School of Earth and Ocean Sciences, University of Victoria, Victoria, British Columbia V8W 3P6, Canada.
J Acoust Soc Am. 2010 Jul;128(1):66-74. doi: 10.1121/1.3436530.
This paper applies Bayesian source tracking in an uncertain environment to Mediterranean Sea data, and investigates the resulting tracks and track uncertainties as a function of data information content (number of data time-segments, number of frequencies, and signal-to-noise ratio) and of prior information (environmental uncertainties and source-velocity constraints). To track low-level sources, acoustic data recorded for multiple time segments (corresponding to multiple source positions along the track) are inverted simultaneously. Environmental uncertainty is addressed by including unknown water-column and seabed properties as nuisance parameters in an augmented inversion. Two approaches are considered: Focalization-tracking maximizes the posterior probability density (PPD) over the unknown source and environmental parameters. Marginalization-tracking integrates the PPD over environmental parameters to obtain a sequence of joint marginal probability distributions over source coordinates, from which the most-probable track and track uncertainties can be extracted. Both approaches apply track constraints on the maximum allowable vertical and radial source velocity. The two approaches are applied for towed-source acoustic data recorded at a vertical line array at a shallow-water test site in the Mediterranean Sea where previous geoacoustic studies have been carried out.

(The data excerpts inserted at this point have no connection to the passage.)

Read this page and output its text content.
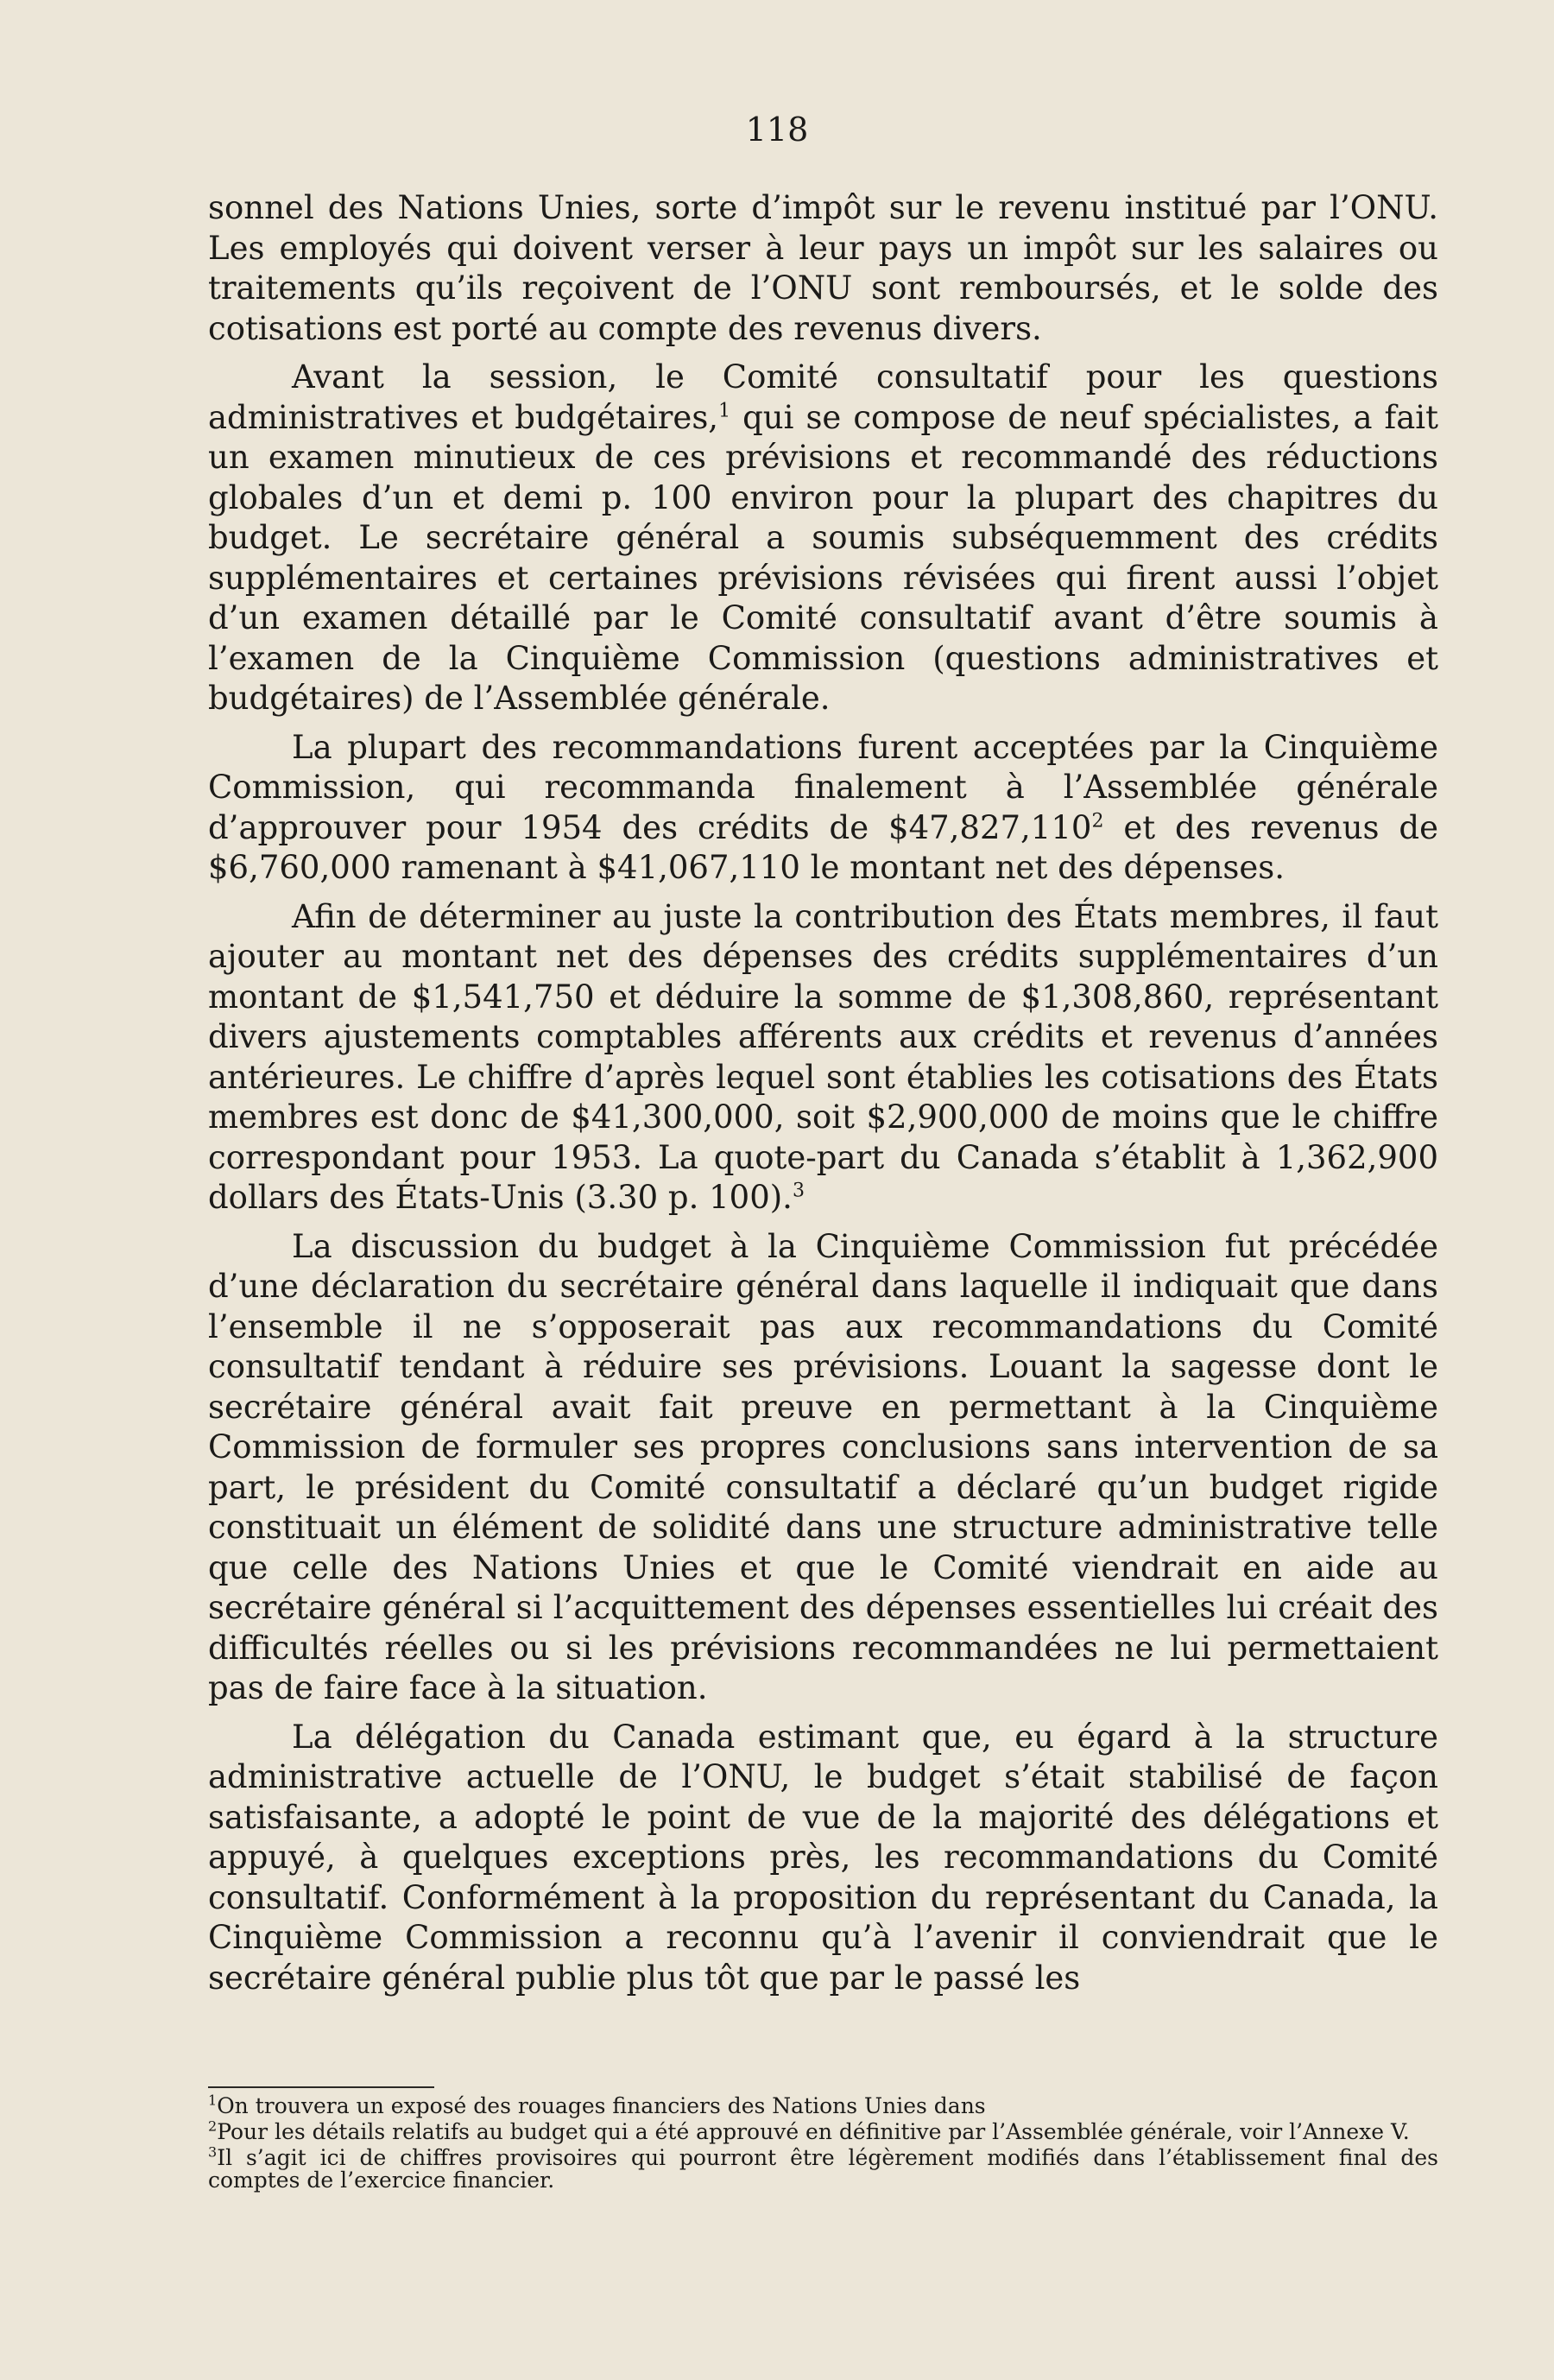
118

sonnel des Nations Unies, sorte d’impôt sur le revenu institué par l’ONU. Les employés qui doivent verser à leur pays un impôt sur les salaires ou traitements qu’ils reçoivent de l’ONU sont remboursés, et le solde des cotisations est porté au compte des revenus divers.

Avant la session, le Comité consultatif pour les questions administratives et budgétaires,$^1$ qui se compose de neuf spécialistes, a fait un examen minutieux de ces prévisions et recommandé des réductions globales d’un et demi p. 100 environ pour la plupart des chapitres du budget. Le secrétaire général a soumis subséquemment des crédits supplémentaires et certaines prévisions révisées qui firent aussi l’objet d’un examen détaillé par le Comité consultatif avant d’être soumis à l’examen de la Cinquième Commission (questions administratives et budgétaires) de l’Assemblée générale.

La plupart des recommandations furent acceptées par la Cinquième Commission, qui recommanda finalement à l’Assemblée générale d’approuver pour 1954 des crédits de $47,827,110$^2$ et des revenus de $6,760,000 ramenant à $41,067,110 le montant net des dépenses.

Afin de déterminer au juste la contribution des États membres, il faut ajouter au montant net des dépenses des crédits supplémentaires d’un montant de $1,541,750 et déduire la somme de $1,308,860, représentant divers ajustements comptables afférents aux crédits et revenus d’années antérieures. Le chiffre d’après lequel sont établies les cotisations des États membres est donc de $41,300,000, soit $2,900,000 de moins que le chiffre correspondant pour 1953. La quote-part du Canada s’établit à 1,362,900 dollars des États-Unis (3.30 p. 100).$^3$

La discussion du budget à la Cinquième Commission fut précédée d’une déclaration du secrétaire général dans laquelle il indiquait que dans l’ensemble il ne s’opposerait pas aux recommandations du Comité consultatif tendant à réduire ses prévisions. Louant la sagesse dont le secrétaire général avait fait preuve en permettant à la Cinquième Commission de formuler ses propres conclusions sans intervention de sa part, le président du Comité consultatif a déclaré qu’un budget rigide constituait un élément de solidité dans une structure administrative telle que celle des Nations Unies et que le Comité viendrait en aide au secrétaire général si l’acquittement des dépenses essentielles lui créait des difficultés réelles ou si les prévisions recommandées ne lui permettaient pas de faire face à la situation.

La délégation du Canada estimant que, eu égard à la structure administrative actuelle de l’ONU, le budget s’était stabilisé de façon satisfaisante, a adopté le point de vue de la majorité des délégations et appuyé, à quelques exceptions près, les recommandations du Comité consultatif. Conformément à la proposition du représentant du Canada, la Cinquième Commission a reconnu qu’à l’avenir il conviendrait que le secrétaire général publie plus tôt que par le passé les

$^1$On trouvera un exposé des rouages financiers des Nations Unies dans

$^2$Pour les détails relatifs au budget qui a été approuvé en définitive par l’Assemblée générale, voir l’Annexe V.

$^3$Il s’agit ici de chiffres provisoires qui pourront être légèrement modifiés dans l’établissement final des comptes de l’exercice financier.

本文将贝叶斯源跟踪应用于不确定环境中的地中海数据,研究了跟踪结果及其不确定性随数据信息量(数据时间段数量、频率数量和信噪比)和先验信息(环境不确定性和源速度约束)的变化。为了跟踪低水平源,同时对多个时间段(对应于跟踪轨迹上的多个源位置)记录的声数据进行反演。通过将未知的水柱和海底特性作为附加反演中的干扰参数,解决了环境不确定性问题。考虑了两种方法:聚焦跟踪通过最大化后验概率密度(PPD)来确定未知的源和环境参数。边缘化跟踪通过对环境参数进行积分,得到一系列关于源坐标的联合边际概率分布,从中可以提取最可能的轨迹和轨迹不确定性。这两种方法都对最大允许的垂直和径向源速度施加了轨迹约束。这两种方法应用于在地中海浅水区试验场的垂直线列阵上记录的拖曳源声数据,先前已经进行了地球声学研究。